3. Credibility: why public‑health bodies treat this literature as persuasive
Major medical and mental‑health organizations have synthesized these peer‑reviewed studies and concluded conversion therapy lacks credible evidence of benefit and is associated with harm; that consensus underpins bans and clinical guidance [9] [10]. Government and state reviews similarly rely on aggregated peer‑reviewed results to recommend protections for minors, signaling institutional confidence in the pattern of harms reported in the literature [8] [3].
4. The minority literature that opponents of bans invoke — and critiques of it
A small subset of papers has been cited by those defending permissive practice or questioning bans. Reporting around the Supreme Court litigation shows that one author’s work (Sullins) was the lone recent paper found to report positive effects and was singled out by other researchers and the Williams Institute as an outlier and criticized as invalid or misrepresented in legal briefing [4] [11]. Coverage of the Court’s oral argument notes that plaintiffs’ lawyers argued the science is debated and that “no studies” indicate harm — a position that other peer‑reviewed syntheses and professional statements directly contradict [11] [10].
5. Alternative interpretations opponents raise and how peers respond
Some clinicians argue for a distinction between exploratory, noncoercive therapy and coercive conversion practices and contend the research has not tested ethical, exploratory psychotherapeutic approaches for gender‑dysphoric youth [12]. Reviewers and major associations respond that renaming harmful practices as “exploratory” is a rebranding of conversion efforts and that the evidence base for safe, effective approaches that try to change identity is lacking; they stress protections because minors are vulnerable [9] [13].

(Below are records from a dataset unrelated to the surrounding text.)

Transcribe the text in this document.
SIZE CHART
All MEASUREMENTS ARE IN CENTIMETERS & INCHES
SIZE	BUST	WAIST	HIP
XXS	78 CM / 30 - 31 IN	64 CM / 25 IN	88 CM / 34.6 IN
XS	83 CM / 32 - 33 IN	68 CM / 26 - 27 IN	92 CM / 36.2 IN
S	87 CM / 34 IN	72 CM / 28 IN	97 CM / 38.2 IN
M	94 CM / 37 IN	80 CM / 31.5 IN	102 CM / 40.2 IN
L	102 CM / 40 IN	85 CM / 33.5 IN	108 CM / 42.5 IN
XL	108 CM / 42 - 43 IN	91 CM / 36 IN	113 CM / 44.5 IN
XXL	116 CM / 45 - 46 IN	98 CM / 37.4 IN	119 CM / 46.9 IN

6. Bottom line for readers: what the peer‑reviewed record supports and what remains unsettled
Peer‑reviewed studies and institutional reviews consistently report no credible evidence conversion therapy reliably changes sexual orientation or gender identity and instead show an association with harms such as depression and suicidality; that pattern underlies clinical and policy opposition [5] [3]. Limitations exist — much of the literature is observational and self‑reported — and debate persists only around interpretation of a few outlier studies and how to define permissible therapeutic exploration [4] [12]. Available sources do not mention randomized clinical trials demonstrating safe, effective conversion outcomes; reviews emphasize absence of credible evidence of benefit [5] [8].